Regimes who use torture as State policy, and execute their own citizens in football stadia, are unlikely to pay attention to a bunch of bleeding heart idiots clicking on internet buttons. And they sure as hell aren't going to feel any "moral pressure".

Shashi Tharoor, in one of his books, argued that Gandhian non-violence as a pressure tactic could work only against an establishment that was vulnerable to "moral" issues, and took international opinion into consideration. Hence, while by using satyagraha as a tool of resistance, Gandhi managed to drive the British Empire out of India, the same tactics wouldn't have done much for Jews in nazi Germany.

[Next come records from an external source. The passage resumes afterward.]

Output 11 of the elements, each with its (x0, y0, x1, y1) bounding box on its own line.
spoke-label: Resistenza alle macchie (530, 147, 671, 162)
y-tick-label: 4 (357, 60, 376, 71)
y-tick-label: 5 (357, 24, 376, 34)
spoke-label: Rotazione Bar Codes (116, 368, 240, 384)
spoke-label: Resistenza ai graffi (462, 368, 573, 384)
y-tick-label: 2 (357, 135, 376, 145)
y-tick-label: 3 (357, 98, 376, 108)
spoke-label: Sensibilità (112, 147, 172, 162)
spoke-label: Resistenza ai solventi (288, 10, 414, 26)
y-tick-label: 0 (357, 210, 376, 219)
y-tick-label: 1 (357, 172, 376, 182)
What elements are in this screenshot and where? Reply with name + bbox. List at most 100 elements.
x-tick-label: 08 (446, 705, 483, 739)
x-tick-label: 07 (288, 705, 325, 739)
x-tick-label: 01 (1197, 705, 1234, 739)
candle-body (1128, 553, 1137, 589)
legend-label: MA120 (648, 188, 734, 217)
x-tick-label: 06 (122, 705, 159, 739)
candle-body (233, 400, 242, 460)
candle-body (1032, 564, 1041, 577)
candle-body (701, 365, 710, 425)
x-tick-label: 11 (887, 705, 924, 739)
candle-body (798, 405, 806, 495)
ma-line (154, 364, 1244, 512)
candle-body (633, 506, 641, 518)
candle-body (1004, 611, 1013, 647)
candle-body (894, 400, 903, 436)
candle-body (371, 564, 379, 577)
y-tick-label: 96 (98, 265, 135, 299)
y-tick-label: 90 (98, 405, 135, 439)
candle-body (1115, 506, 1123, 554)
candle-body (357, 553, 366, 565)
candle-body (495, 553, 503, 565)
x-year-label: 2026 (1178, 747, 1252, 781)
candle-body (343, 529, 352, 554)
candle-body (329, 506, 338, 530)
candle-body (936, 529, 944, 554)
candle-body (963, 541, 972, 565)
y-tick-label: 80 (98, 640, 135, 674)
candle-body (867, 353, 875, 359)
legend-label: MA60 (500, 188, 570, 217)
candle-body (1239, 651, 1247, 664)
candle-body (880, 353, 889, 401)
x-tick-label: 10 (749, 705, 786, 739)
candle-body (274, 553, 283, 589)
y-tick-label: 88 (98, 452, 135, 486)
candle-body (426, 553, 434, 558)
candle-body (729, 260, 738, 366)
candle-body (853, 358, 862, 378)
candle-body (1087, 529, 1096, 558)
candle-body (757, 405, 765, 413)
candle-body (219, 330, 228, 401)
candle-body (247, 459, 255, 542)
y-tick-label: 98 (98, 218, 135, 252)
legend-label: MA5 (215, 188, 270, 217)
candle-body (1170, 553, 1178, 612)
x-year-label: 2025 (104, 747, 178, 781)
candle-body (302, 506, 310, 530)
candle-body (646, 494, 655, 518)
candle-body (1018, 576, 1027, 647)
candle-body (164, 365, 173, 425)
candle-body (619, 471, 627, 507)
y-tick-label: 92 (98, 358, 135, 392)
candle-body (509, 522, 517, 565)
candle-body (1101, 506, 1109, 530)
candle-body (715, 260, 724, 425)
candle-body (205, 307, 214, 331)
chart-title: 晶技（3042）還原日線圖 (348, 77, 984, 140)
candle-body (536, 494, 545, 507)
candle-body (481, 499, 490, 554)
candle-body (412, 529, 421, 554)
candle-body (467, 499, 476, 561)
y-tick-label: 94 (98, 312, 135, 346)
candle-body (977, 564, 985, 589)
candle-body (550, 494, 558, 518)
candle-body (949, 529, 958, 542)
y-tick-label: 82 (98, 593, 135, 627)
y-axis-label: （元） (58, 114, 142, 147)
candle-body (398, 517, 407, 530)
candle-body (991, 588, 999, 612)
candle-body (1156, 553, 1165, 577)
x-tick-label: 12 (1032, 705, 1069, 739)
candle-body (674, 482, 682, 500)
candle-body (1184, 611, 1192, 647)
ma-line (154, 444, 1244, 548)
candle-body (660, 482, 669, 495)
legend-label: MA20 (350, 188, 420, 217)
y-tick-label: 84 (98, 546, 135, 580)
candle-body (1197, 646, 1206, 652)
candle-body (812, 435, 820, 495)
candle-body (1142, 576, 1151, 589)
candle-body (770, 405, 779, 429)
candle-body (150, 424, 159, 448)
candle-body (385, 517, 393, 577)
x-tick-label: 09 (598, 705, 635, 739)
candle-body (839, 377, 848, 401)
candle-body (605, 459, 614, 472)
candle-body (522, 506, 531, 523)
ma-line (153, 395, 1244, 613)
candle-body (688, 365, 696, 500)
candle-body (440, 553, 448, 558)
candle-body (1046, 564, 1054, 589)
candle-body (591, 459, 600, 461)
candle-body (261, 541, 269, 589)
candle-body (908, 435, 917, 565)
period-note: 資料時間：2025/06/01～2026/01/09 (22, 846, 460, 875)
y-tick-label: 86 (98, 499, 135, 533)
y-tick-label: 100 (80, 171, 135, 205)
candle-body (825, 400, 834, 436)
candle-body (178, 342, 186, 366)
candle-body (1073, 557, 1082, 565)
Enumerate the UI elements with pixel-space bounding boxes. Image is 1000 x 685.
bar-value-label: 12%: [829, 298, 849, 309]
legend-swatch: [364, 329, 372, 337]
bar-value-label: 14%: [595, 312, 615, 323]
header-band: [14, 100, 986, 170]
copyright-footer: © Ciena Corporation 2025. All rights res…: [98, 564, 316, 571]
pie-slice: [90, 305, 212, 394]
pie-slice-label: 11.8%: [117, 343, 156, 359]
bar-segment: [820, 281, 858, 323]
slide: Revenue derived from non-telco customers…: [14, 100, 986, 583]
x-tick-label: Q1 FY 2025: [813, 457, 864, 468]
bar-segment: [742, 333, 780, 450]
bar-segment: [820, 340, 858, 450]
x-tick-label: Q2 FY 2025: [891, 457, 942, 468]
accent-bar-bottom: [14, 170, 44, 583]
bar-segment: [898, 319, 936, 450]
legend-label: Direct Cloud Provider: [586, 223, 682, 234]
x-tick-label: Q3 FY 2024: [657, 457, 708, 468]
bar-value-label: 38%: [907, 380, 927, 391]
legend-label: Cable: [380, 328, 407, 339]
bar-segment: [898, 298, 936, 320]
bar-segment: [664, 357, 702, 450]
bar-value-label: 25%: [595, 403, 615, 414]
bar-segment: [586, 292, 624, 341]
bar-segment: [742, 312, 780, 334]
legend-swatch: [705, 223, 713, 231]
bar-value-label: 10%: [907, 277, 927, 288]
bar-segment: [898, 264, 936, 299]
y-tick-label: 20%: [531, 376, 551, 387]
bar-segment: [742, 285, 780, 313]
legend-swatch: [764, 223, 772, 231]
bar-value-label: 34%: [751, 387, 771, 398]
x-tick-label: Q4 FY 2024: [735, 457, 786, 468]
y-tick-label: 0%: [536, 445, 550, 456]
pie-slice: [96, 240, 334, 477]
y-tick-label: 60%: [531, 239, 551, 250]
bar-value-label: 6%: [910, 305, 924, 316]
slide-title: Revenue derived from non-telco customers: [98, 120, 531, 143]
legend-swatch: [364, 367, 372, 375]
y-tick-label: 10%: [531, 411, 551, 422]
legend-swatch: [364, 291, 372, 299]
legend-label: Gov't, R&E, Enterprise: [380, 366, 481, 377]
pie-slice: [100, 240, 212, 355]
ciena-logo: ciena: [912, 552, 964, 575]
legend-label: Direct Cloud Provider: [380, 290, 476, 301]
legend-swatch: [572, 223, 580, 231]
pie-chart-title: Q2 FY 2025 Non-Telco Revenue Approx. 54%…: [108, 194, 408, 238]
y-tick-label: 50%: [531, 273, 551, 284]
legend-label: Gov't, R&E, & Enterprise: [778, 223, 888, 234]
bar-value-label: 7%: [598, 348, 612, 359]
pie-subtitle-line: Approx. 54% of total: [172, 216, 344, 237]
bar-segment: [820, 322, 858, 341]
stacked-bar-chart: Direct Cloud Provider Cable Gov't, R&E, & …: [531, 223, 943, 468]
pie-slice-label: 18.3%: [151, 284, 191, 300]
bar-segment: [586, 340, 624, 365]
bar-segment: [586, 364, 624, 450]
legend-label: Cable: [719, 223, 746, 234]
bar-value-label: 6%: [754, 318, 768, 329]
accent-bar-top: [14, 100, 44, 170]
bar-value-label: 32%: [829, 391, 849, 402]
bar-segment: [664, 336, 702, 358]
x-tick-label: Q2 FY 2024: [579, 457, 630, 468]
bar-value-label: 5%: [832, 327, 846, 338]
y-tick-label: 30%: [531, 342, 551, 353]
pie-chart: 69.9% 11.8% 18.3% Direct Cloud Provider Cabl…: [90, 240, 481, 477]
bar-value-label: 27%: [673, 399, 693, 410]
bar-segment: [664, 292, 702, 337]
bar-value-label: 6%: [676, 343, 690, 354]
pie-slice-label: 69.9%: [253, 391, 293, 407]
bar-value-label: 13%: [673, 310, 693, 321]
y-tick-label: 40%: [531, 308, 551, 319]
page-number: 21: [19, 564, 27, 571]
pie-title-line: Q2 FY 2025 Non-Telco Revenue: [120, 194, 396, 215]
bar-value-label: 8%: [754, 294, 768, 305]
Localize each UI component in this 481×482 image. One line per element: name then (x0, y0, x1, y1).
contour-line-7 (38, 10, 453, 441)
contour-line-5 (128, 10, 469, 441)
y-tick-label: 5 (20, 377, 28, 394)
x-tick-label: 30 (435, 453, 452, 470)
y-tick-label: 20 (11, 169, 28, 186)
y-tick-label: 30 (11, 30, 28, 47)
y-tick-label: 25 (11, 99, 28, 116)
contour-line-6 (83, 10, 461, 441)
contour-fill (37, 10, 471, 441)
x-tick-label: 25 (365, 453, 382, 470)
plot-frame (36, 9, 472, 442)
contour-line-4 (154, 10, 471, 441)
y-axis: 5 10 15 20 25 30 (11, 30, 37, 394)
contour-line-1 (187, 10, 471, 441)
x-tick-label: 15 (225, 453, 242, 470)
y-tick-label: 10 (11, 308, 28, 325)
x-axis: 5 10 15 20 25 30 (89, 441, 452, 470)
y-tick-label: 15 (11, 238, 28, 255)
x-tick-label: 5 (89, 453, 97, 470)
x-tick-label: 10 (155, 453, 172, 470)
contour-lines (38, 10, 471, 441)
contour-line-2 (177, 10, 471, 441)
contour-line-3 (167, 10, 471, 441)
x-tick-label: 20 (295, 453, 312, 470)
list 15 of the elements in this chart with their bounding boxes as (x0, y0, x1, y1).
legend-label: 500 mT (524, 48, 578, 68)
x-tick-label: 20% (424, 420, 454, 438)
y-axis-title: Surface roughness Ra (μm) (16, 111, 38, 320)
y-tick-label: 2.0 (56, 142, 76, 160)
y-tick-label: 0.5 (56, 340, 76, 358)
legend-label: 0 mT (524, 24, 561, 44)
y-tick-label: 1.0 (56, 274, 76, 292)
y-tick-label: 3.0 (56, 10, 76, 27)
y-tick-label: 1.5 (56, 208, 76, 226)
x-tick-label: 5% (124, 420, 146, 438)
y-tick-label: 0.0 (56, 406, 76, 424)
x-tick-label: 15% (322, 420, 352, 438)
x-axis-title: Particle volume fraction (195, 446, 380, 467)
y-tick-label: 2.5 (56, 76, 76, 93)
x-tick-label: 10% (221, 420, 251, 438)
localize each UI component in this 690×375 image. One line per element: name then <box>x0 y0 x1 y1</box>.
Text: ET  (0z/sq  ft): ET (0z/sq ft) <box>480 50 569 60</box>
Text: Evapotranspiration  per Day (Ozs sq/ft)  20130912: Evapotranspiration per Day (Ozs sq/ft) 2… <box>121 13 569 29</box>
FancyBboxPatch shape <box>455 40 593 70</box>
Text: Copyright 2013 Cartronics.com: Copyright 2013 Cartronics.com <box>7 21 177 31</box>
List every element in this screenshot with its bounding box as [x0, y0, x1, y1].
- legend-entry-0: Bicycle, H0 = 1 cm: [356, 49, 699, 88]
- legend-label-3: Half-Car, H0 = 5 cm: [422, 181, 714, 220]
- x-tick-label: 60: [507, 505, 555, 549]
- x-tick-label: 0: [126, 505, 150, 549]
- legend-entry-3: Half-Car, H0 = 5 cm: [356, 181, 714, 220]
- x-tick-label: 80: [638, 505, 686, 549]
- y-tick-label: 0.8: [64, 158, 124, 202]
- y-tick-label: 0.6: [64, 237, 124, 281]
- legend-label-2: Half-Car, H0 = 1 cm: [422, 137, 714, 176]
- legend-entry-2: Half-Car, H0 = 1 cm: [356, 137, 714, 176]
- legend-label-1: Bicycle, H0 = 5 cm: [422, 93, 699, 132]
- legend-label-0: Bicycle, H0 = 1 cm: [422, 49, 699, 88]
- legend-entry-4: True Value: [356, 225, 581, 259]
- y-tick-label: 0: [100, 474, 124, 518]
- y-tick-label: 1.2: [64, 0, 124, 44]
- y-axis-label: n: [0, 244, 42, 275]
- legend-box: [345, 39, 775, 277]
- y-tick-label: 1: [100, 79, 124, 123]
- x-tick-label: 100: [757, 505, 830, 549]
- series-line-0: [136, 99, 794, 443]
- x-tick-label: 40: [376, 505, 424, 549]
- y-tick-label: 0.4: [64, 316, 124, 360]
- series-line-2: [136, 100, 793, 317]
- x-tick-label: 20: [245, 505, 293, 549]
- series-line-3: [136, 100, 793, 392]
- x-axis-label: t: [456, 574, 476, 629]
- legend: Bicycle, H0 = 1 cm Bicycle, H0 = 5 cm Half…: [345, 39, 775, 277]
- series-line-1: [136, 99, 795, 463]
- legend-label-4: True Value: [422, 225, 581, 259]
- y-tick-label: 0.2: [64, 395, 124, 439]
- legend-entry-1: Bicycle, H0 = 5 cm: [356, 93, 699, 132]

And lastly, when the West- the so-called paragon of human rights and democracy, refuses to take its citizens' feelings into consideration while making a profoundly immoral decision (Bush and Blair ignored the largest street protests in the history of mankind to go ahead and invade Iraq), does anyone actually expect banana republics to toe the line because a group of educated liberals spread out all over the world click on internet buttons from their comfortable living rooms?

I think not.

2 comments:

Anonymous said...

Yes I agree it is a defeatist attitude - particularlycoming from a young person. This is the same kind of attitude that drives the creme de la creme of our country pack up and settle down in the west - "oh the politicans, the bureaucracy, nothing works."
When Gandhi proposed the Satyagraha I am sure ithere were many who wondered if he was under the influence of some hallucinogens - "Make peace, Not War" kind of ideaological trip. But he was a far better strategist than that. Believe me if he was heading the Jews he might have found some peaceful way to unnerve Hitler and the nazis too.
All said and done today no country, however totalitarian, can ignore global sentiments today. So it is a good thing to voice protest over something bad happening in these pockets. There are a whole lot of people from these countries living in freer countries who could organise themselves against these and bring about a change. Who knows some of them could go back and organise people to bring about a change. This is to tell them that they can count on the support of people around the world.Second and more important is that it is a warning for those countries which may try something similar in their countries - so people in these countries protest this as a fundamental right violation.

The problem with cynics is they wont even try - they defeat the cause even before it has begun. Cynics are bad in any form but in the form of educated, young they are the worst!
Come get up from that warm bed and click that site on NOv 7th. it doesn't take much and who knows something might actually change!

A.R.Malik said...

The ooooooool' debate- cynicism vs empty idealistic gestures?